The first time that the big lie of Iranian life hit me really hard was when visiting the grave of a descendant of Iranian Prime Minister Ghaemmaghami Farahani at Arak’s countryside. An Iranian friend accompanied me to the grave. He was an atheist and had ventilated his anger with Islam and the Iranian regime many times already. While we were standing by the grave next to some other Iranians, my friend put his hand on the Quran that was on the tombstone and loudly recited an aya from ‘his’ Holy Book.
Schizophrenia penetrates countless aspects of daily life in Iran
I could not believe what I had just witnessed. It was an amazing theatrical performance. When I told my friend how uncomfortable it was to see a friend so blatantly lying, he laughed: ‘This is Iran. We all lie. And we all know that we are lying, but we don’t know exactly when.’
I myself have found it at times very hard to lie in Iran. In Tochal, the police briefly arrested me after having interviewed an Iranian journalist wearing a green scarf. They asked me what I thought about president Ahmadinejad. Obviously, I did not tell them the truth, because I knew it meant I would get into trouble. I hated myself for this lie. That was the second day of my stay in Iran. Some weeks later, I had gotten used to lying and did not feel so guilty anymore – a realization which shocked me.
It is dangerous if lying becomes a habit. Fiction and reality constantly blur into one another. If you partly live in a fabricated world, then the switch to the real world can be very hard. I have seen many Iranians lying even when it was not really necessary. If you learn at a very young age that lying can help you achieving your goal, this influences your psyche. You forget that lying is wrong – on the contrary, it turns into something that makes life better and easier. Whereas children in democratic countries only have to worry about learning how to ride their first bicycle, Iranian children have to worry about how to tell their first lie as convincingly as possible.

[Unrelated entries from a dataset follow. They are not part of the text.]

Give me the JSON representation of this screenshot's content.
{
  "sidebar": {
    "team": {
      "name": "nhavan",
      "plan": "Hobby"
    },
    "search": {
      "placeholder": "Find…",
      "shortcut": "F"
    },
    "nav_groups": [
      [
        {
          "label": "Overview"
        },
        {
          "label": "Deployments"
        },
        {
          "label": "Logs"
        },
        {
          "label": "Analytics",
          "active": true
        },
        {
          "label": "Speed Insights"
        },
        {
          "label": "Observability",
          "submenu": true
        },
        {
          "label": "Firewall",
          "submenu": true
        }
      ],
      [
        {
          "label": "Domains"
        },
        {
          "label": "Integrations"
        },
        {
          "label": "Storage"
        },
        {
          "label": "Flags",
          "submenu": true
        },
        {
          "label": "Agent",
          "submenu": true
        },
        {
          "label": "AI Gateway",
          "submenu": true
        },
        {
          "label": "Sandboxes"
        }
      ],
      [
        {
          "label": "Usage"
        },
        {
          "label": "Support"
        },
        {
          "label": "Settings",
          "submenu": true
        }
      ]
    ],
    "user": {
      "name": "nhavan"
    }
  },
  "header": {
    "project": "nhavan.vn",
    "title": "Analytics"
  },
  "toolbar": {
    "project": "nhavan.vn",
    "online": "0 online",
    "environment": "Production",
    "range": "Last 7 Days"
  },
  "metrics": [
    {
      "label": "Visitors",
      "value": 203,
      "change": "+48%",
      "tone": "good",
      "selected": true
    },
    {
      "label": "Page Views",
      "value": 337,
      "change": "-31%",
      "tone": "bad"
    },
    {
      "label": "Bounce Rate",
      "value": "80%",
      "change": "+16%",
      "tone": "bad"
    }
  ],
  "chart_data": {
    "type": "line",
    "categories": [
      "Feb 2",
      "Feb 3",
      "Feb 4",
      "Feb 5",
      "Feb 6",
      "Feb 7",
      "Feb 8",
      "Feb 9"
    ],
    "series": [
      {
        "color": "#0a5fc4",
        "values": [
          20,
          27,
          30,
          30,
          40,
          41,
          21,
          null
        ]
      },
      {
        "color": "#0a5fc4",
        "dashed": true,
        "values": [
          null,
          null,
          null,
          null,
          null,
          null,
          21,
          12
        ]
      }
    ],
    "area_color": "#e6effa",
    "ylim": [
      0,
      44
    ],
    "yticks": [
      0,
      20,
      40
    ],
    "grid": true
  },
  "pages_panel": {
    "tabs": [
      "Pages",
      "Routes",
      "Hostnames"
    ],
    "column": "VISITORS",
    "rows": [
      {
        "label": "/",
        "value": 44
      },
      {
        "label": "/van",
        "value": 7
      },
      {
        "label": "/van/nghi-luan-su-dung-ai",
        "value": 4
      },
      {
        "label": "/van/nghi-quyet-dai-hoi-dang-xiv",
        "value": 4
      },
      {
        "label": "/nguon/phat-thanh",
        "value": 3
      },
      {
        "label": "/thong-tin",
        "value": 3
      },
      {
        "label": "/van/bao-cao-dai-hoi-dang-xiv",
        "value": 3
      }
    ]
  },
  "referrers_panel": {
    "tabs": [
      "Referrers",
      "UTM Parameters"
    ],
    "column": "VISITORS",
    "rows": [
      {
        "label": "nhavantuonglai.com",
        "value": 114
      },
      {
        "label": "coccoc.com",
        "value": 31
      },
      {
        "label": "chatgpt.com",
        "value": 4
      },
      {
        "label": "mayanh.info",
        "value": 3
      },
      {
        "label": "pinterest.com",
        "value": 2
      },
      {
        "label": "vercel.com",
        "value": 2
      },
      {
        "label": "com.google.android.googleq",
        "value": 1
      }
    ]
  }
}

I believe that the schizophrenia this has caused is the biggest crime of the Islamic regime against its people. It is tragic that all Iranians have to create a fake copy of their true self. The Islamic Republic is very far from the ideals of King Darius I, who is the author of the following inscription at Naqsh-e Rostam:
By the will of Ahura Mazda, I am of such a sort, I am a friend of the right, of wrong I am not a friend. It is not my wish that the weak should have harm done him by the strong, nor is it my wish that the strong should have harm done him by the weak. The right, that is my desire. To a man who is a follower of the lie I am no friend.
King Darius and King Cyrus would turn in their grave if they saw what a big lie the regime of the Islamic Republic of Iran has become. Their theocracy is a lie. Their democracy is a lie. The most blatant lie of all is that under the banner of Islam, they have been forcing Iranian people for 30 years already to be fulltime liars. I have given away my robe for a lie, Rumi once said, I would give my life for the truth. One consolation for King Darius is that today, Iran is full of people who think the same.